We did not find a significant association between weight at birth and type 2 diabetes, possibly because of a lack of statistical power due to our relatively small number of cases. Our finding of a possible U-shaped association between birthweight and type 2 diabetes is in agreement with some studies [19, 20], but most report an inverse relationship (reviewed in [3]). In agreement with Whincup et al (1997) [21], we found that the post-natal growth effect was stronger than the pre-natal effect indicated by birthweight. However, adult BMI was the body size measure that had the strongest influence on risk of type 2 diabetes. Early adiposity rebound was a strong determinant of obesity in later life, which, according to Cole [22], is because early age at adiposity rebound identifies children whose BMI centile is high and/or crossing upwards. The two previous studies that investigated the effect of age at adiposity rebound did not adjust for adult body size [5, 13]. We are cautious about the association between adiposity rebound and risk of adult disease, because the extent to which BMI truly describes adiposity in pre-pubertal years has yet to be resolved. Nevertheless, we conclude that the importance of age at adiposity rebound for risk of type 2 diabetes lies mostly in its association with high BMI throughout life, particularly in adulthood.

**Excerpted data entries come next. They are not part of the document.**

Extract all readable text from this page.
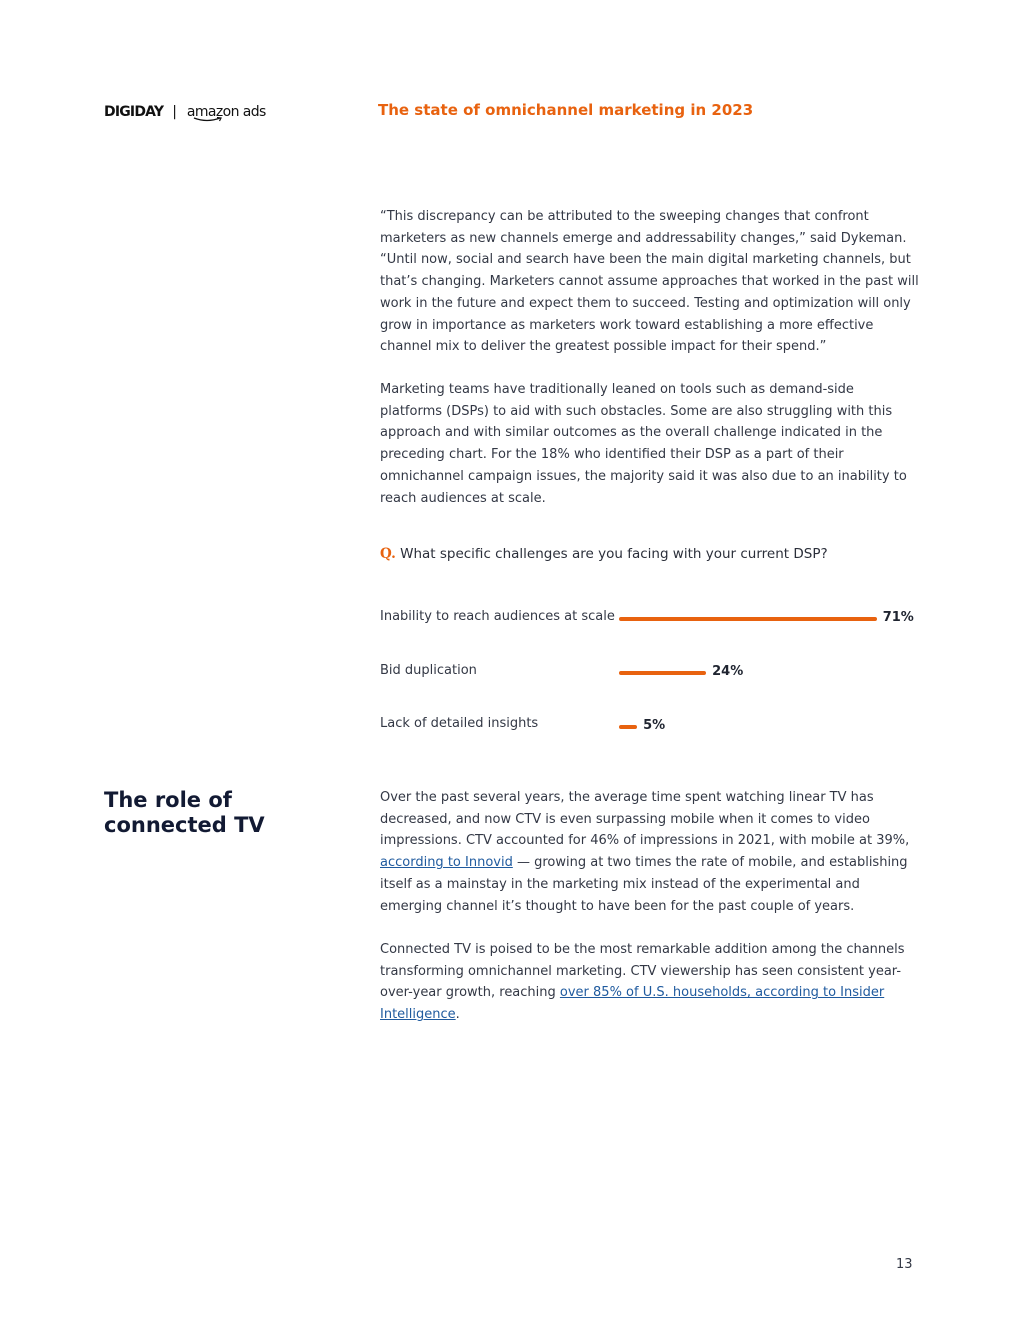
DIGIDAY | amazon ads	The state of omnichannel marketing in 2023

“This discrepancy can be attributed to the sweeping changes that confront marketers as new channels emerge and addressability changes,” said Dykeman. “Until now, social and search have been the main digital marketing channels, but that’s changing. Marketers cannot assume approaches that worked in the past will work in the future and expect them to succeed. Testing and optimization will only grow in importance as marketers work toward establishing a more effective channel mix to deliver the greatest possible impact for their spend.”

Marketing teams have traditionally leaned on tools such as demand-side platforms (DSPs) to aid with such obstacles. Some are also struggling with this approach and with similar outcomes as the overall challenge indicated in the preceding chart. For the 18% who identified their DSP as a part of their omnichannel campaign issues, the majority said it was also due to an inability to reach audiences at scale.

Q. What specific challenges are you facing with your current DSP?

Inability to reach audiences at scale	71%
Bid duplication	24%
Lack of detailed insights	5%
The role of connected TV

Over the past several years, the average time spent watching linear TV has decreased, and now CTV is even surpassing mobile when it comes to video impressions. CTV accounted for 46% of impressions in 2021, with mobile at 39%, according to Innovid — growing at two times the rate of mobile, and establishing itself as a mainstay in the marketing mix instead of the experimental and emerging channel it’s thought to have been for the past couple of years.

Connected TV is poised to be the most remarkable addition among the channels transforming omnichannel marketing. CTV viewership has seen consistent year-over-year growth, reaching over 85% of U.S. households, according to Insider Intelligence.

13
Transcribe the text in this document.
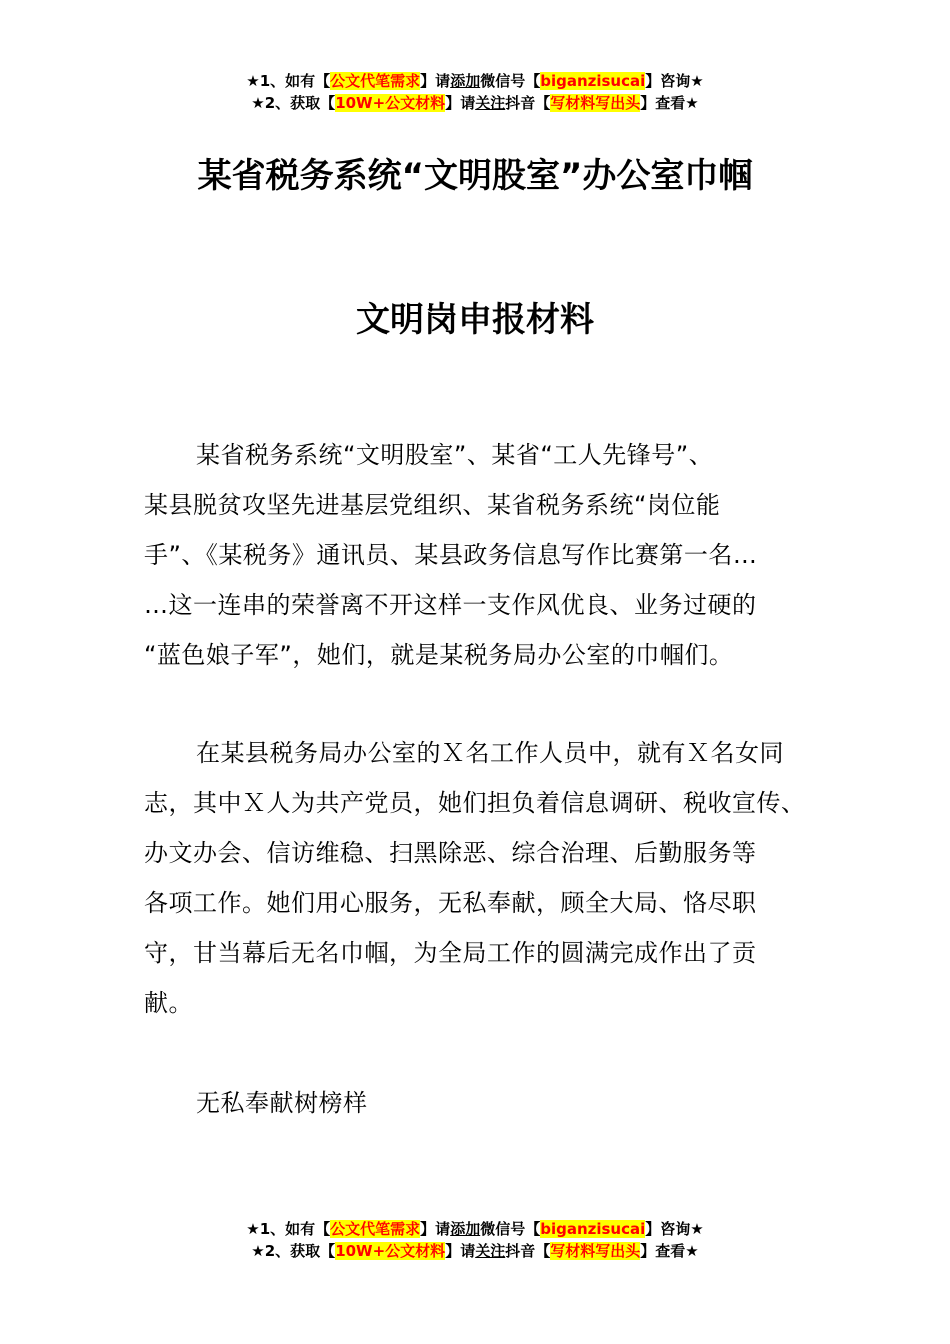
★1、如有【公文代笔需求】请添加微信号【biganzisucai】咨询★
★2、获取【10W+公文材料】请关注抖音【写材料写出头】查看★
某省税务系统“文明股室”办公室巾帼
文明岗申报材料
某省税务系统“文明股室”、某省“工人先锋号”、
某县脱贫攻坚先进基层党组织、某省税务系统“岗位能
手”、《某税务》通讯员、某县政务信息写作比赛第一名…
…这一连串的荣誉离不开这样一支作风优良、业务过硬的
“蓝色娘子军”，她们，就是某税务局办公室的巾帼们。
在某县税务局办公室的Ｘ名工作人员中，就有Ｘ名女同
志，其中Ｘ人为共产党员，她们担负着信息调研、税收宣传、
办文办会、信访维稳、扫黑除恶、综合治理、后勤服务等
各项工作。她们用心服务，无私奉献，顾全大局、恪尽职
守，甘当幕后无名巾帼，为全局工作的圆满完成作出了贡
献。
无私奉献树榜样
★1、如有【公文代笔需求】请添加微信号【biganzisucai】咨询★
★2、获取【10W+公文材料】请关注抖音【写材料写出头】查看★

There is concern that the numbers of patients diagnosed with type 2 diabetes in England and Wales could increase by more than 40% by 2023 [23], attributable chiefly to rising obesity. Although in more recently born cohorts increased childhood obesity, and possibly also an earlier mean age of adiposity rebound, may lead to an increased prevalence of adult metabolic syndrome in general [24], that risk may be considerably augmented by the increase in adult obesity in persons born more recently [25].